Chapter 1 supplement
From the Michelin Green Guide to Italy, 6th Edition: “The inhabitants of the Marche have a reputation for friendliness, piety and diligence…”
In making our arrangements for leaving the camp we had stolen a number of towels from the bath house. Having no money we intended to barter them and indeed we swapped them, and our uniforms, with the people of Mogliano when they gave us civilian clothes.
Although most prisoners in the camp had been in Italy for more than a year, hardly any of us spoke any Italian. We had been a selfcontained community and I cannot remember exchanging a word of any sort with an Italian guard during my time at Sforzacosta. The Italian speakers were Frank Fish and Bert Ramelson. Frank, as medical officer, had worked in the camp hospital with Italian doctors; Bert bad previously spent some time in a working camp in Southern Italy mixing with civilian farm workers. There was a third Italian speaker but he was not previously known to me as he was from a different sector of the camp.

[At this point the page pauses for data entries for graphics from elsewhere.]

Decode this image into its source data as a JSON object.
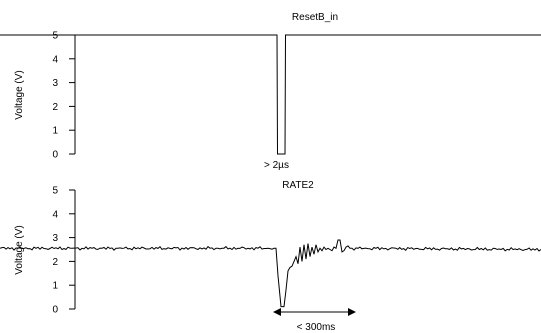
{
  "chart_data": [
    {
      "type": "line",
      "title": "ResetB_in",
      "ylabel": "Voltage (V)",
      "ylim": [
        0,
        5
      ],
      "yticks": [
        "0",
        "1",
        "2",
        "3",
        "4",
        "5"
      ],
      "grid": false,
      "series": [
        {
          "x": [
            0,
            277,
            277.5,
            279,
            283.5,
            285,
            285.5,
            541
          ],
          "y": [
            5,
            5,
            0,
            0,
            0,
            0,
            5,
            5
          ]
        }
      ],
      "annotation": {
        "text": "> 2µs"
      }
    },
    {
      "type": "line",
      "title": "RATE2",
      "ylabel": "Voltage (V)",
      "ylim": [
        0,
        5
      ],
      "yticks": [
        "0",
        "1",
        "2",
        "3",
        "4",
        "5"
      ],
      "grid": false,
      "series": [
        {
          "x": [
            0,
            276,
            278,
            281,
            284,
            286,
            288,
            290,
            292,
            294,
            296,
            298,
            300,
            302,
            304,
            306,
            308,
            310,
            312,
            314,
            316,
            318,
            320,
            322,
            324,
            326,
            328,
            330,
            332,
            334,
            336,
            338,
            340,
            342,
            344,
            346,
            348,
            350,
            541
          ],
          "y": [
            2.55,
            2.55,
            1.4,
            0.1,
            0.1,
            0.8,
            1.6,
            1.75,
            1.8,
            2.0,
            2.2,
            1.9,
            2.6,
            2.0,
            2.7,
            2.1,
            2.75,
            2.2,
            2.6,
            2.3,
            2.7,
            2.4,
            2.55,
            2.45,
            2.6,
            2.5,
            2.55,
            2.5,
            2.45,
            2.6,
            2.55,
            2.9,
            2.9,
            2.4,
            2.45,
            2.6,
            2.65,
            2.55,
            2.5
          ]
        }
      ],
      "annotation": {
        "text": "< 300ms"
      }
    }
  ]
}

At the time I thought that one explanation for our friendly reception at the farm we came to on that first evening, might have been that the family were rather scared by the arrival of some twenty strange-looking foreigners and considered it best to placate us with food and drink. It was later, after we had split up and could no longer be thought of as a threat, that we realised that this was not the explanation. Our treatment was a genuine expression of hospitality.
At one of the farms where we stopped during the first few days, all the women and girls spent every spare moment in plaiting straws to make continuous ribbons about half an inch wide, for the straw hat industry. For this they were paid a lire or so for each metre.